Zeus huffed a breath that could’ve been an agreement…or just him being a dog.
“And if she can’t fix it?—”
The words stuck in her throat. Because that was the fear underneath everything else, wasn’t it? That if she finally let someone in, finally let someone see the full extent of the damage, they’d realize she was too broken to bother with.
Leah had left her. Not because she didn’t care, but because Maddox hadn’t been able to give her anything real after the deployment. She’d shut down every attempt at connection until Leah had finally stopped trying.
Jade was different, though. She was persistent in a way that felt less like pressure and more like patience. And somehow that wasmoreterrifying because it meant Maddox might actually want to let her in.
She looked down at Zeus. “I’m scared,” she admitted, and the words felt too big for the quiet kitchen. “Terrified, actually.”
His tail swished back and forth slowly.
She took a big inhale to steel her nerves. “But I think I have to do it anyway.”
When dawn came to greet her, Maddox was still standing at the counter with Zeus at her feet. She felt the weight of the coming day press down on her shoulders, and she rolled them backward three times and squared them.
The nightmare’s echo still lodged in her chest, heavy and insistent, but Zeus’s warmth against her legs reminded her she wasn’t in the desert anymore.
“Come on,” she said to Zeus, pushing away from the counter. “Let’s get ready.”
He followed her through the house, staying close, and she let herself be grateful for his presence. Whatever happened in therapy today, whatever truths were finally revealed, at least she wouldn’t have to face it completely alone.
Small comfort, maybe, but right now she’d take it.
Her shift started at eight, and Maddox was already counting hours by eight-fifteen.
She’d gone through the motions at home—shower, uniform, Zeus’s breakfast and her own that she didn’t eat—and arrived at the precinct on time as always.
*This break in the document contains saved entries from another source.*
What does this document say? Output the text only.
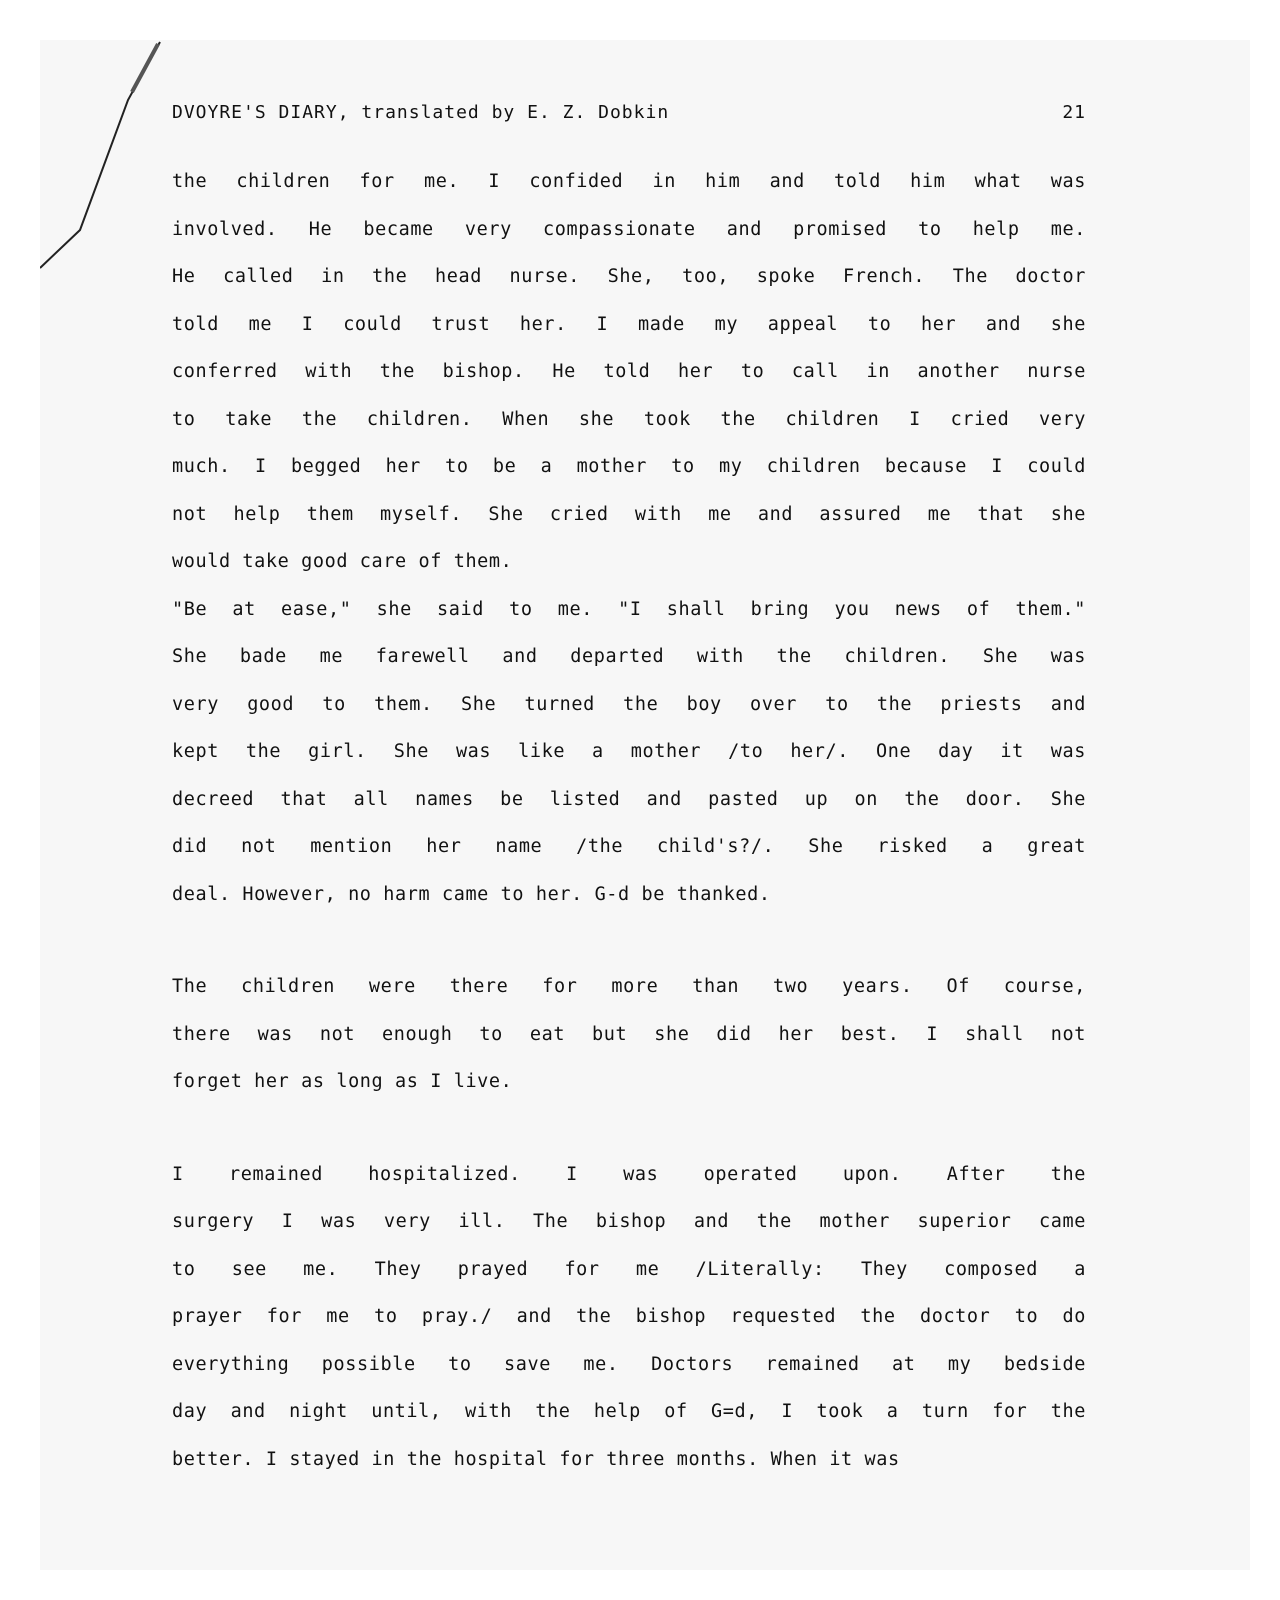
DVOYRE'S DIARY, translated by E. Z. Dobkin	21
the children for me. I confided in him and told him what was
involved. He became very compassionate and promised to help me.
He called in the head nurse. She, too, spoke French. The doctor
told me I could trust her. I made my appeal to her and she
conferred with the bishop. He told her to call in another nurse
to take the children. When she took the children I cried very
much. I begged her to be a mother to my children because I could
not help them myself. She cried with me and assured me that she
would take good care of them.
"Be at ease," she said to me. "I shall bring you news of them."
She bade me farewell and departed with the children. She was
very good to them. She turned the boy over to the priests and
kept the girl. She was like a mother /to her/. One day it was
decreed that all names be listed and pasted up on the door. She
did not mention her name /the child's?/. She risked a great
deal. However, no harm came to her. G-d be thanked.
The children were there for more than two years. Of course,
there was not enough to eat but she did her best. I shall not
forget her as long as I live.
I remained hospitalized. I was operated upon. After the
surgery I was very ill. The bishop and the mother superior came
to see me. They prayed for me /Literally: They composed a
prayer for me to pray./ and the bishop requested the doctor to do
everything possible to save me. Doctors remained at my bedside
day and night until, with the help of G=d, I took a turn for the
better. I stayed in the hospital for three months. When it was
Her body knew the routine well enough to function without her brain fully engaged, which was good because her brain felt like it was wrapped in cotton and static.
The morning briefing passed in a blur of voices and incident reports that she’d have to check her notes on later. Riley caught her eye across the briefing room and raised an eyebrow, but Maddox looked away before the question could fully form.
After, Zeus loaded into the K-9 vehicle without issue, and she went on patrol down residential streets, across the businessdistrict, and along the harbor loop. Maddox drove the familiar routes and responded to dispatch with the appropriate codes, but everything felt slightly off-kilter, like the world had tilted two degrees to the left and only she could feel it.
“Unit 12, respond to a noise complaint, 847 Ashwood Drive,” dispatch said.
Maddox pressed the button on the side of her radio and brought it to her mouth. “Copy. En route.”
Zeus shifted in the back, his reflection visible in the rearview mirror. He was alert and watching her more than the passing streets. He knew something was wrong, had known since the nightmare, and his attention hadn’t wavered all morning.
The noise complaint turned out to be nothing, just college kids with their music too loud at nine in the morning, still drunk from the night before. Maddox handled it in five minutes, kept her voice level and professional, and got back in her vehicle before anyone could make small talk.
She kept driving, and before long, she looked at the clock: ten-thirty. Three and a half hours until therapy.
Riley’s voice crackled over the radio just before eleven. “Unit 12, you copy?”
Maddox picked up the radio handset. “Go ahead.”
“Got time for a coffee stop? I’m buying.”
The offer was casual enough, but Riley didn’t do casual check-ins unless she’d noticed something worth bringing up. Maddox’s hand tightened on the steering wheel. “Negative. Busy route today.”
There was a pause, then: “Copy that. Catch you later.”
The lie tasted bitter and foul, but it was better than trying to deflect questions she didn’t have answers for. Riley would understand or she wouldn’t, and either way, Maddox didn’t have the energy to explain.
Noon came. Only two hours.
She skipped lunch. Her stomach was too tight for food anyway and pulled into a knot that had started forming the moment she’d woken from the nightmare and hadn’t loosened since. Zeus got his midday water break at the park, and she stood in the spring sunshine watching him sniff around the grass as she counted the minutes.